Вирус, выращенный в лабораторных условиях, попав в живой организм, становится еще опаснее. Поэтому неудивительно, что образцы вируса Марбург, взятые из тканей Устинова во время пато-лого-анатомического вскрытия, отличались от первоначального штамма. Дальнейшие исследования вскоре показали, что новый штамм обладает гораздо большей устойчивостью, чем тот, с кото­рым работал Устинов.

Предсказать следующий шаг было нетрудно. Как только стали известны результаты исследований, решили заменить старый штамм на новый, который назвали Вариант U в честь Устинова.

В конце 1989 года в Москву пришла шифрограмма. Она была подписана Сандахчиевым. В ней сообщалось, что рецептура на ос­нове вируса Марбург Вариант U готова к использованию в качест­ве оружия. Сандахчиев просил разрешить проведение испытаний.

Строительство на «Векторе» отставало от намеченного графи­ка, и поэтому испытательные камеры все еще не были готовы. Ос­тавались только три объекта, где можно было бы провести испыта­ния нового опасного штамма: в Омутнинске, в Степногорске и в Оболенске. Оболенск отвергли сразу же — из-за его близости к сто­лице. В Омутнинске полным ходом шла подготовка к испытаниям нового вида оружия на основе чумы. Единственным вариантом был Степногорск.

Но на этом заводе никогда еще не проводились подобные ис­пытания с вирусами. Как только я отдал приказ подготовить завод к испытаниям вируса Марбург, полковник Геннадий Лепешкин, сменивший меня на посту руководителя предприятия в Степногор­ске, тут же принялся протестовать.

—  Я думаю, это слишком опасно, — твердил он.

Оказывается, что человек, когда-то называвший беднягу Нико­лая Чернышова «парнем, угробившим кучу народа в Свердловске», был здравомыслящим, рассудительным директором огромного объекта. И я его хорошо понимал, но приказ есть приказ…

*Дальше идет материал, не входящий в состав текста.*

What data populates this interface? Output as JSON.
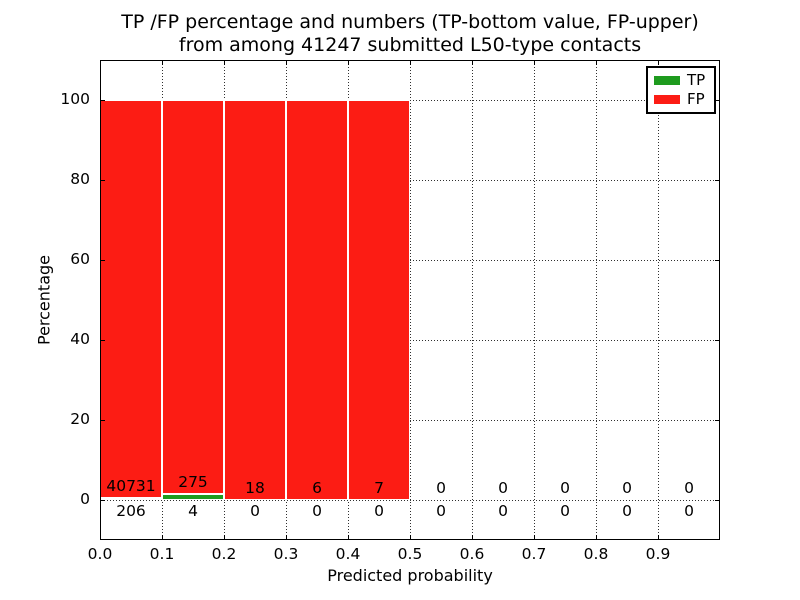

—  Гена, прекрати спорить, — заявил я. — Мы должны это сделать.

Бомбочки, или, как мы их называли, изделия, наполненные ви­русом Марбург, надежно зафиксировали и поместили в металличе­ские контейнеры, чтобы перевезти по железной дороге. Груз со­провождала вооруженная охрана и группа ученых. Дорога в Степногорск заняла почти двадцать семь часов. Вслед за этим со­ставом вышел второй, с подопытными животными.

В период подготовки к испытаниям я дважды побывал в Степ­ногорске. После моего перевода в Москву прошло два года, но ком­плекс настолько вырос, что его было не узнать.

Аэрозольные испытания нового оружия в камерах на обезьянах прошли успешно: все двенадцать обезьян умерли в течение трех недель.

В начале 1990 года вирус Марбург Вариант U был готов к при­емке, ждали только приказа из министерства.

Оказалось, что культивировать вирус Эбола куда сложнее, чем Марбург. Нашим ученым никак не удавалось достичь необходимой концентрации. Но к концу 1990 года эта проблема была наконец решена. Мы были в двух шагах от создания еще одного вида ору­жия — на базе вируса Эбола. А в Загорске ученые заканчивали рабо­ту над вирусом лихорадки Ласса и обезьяньей оспы.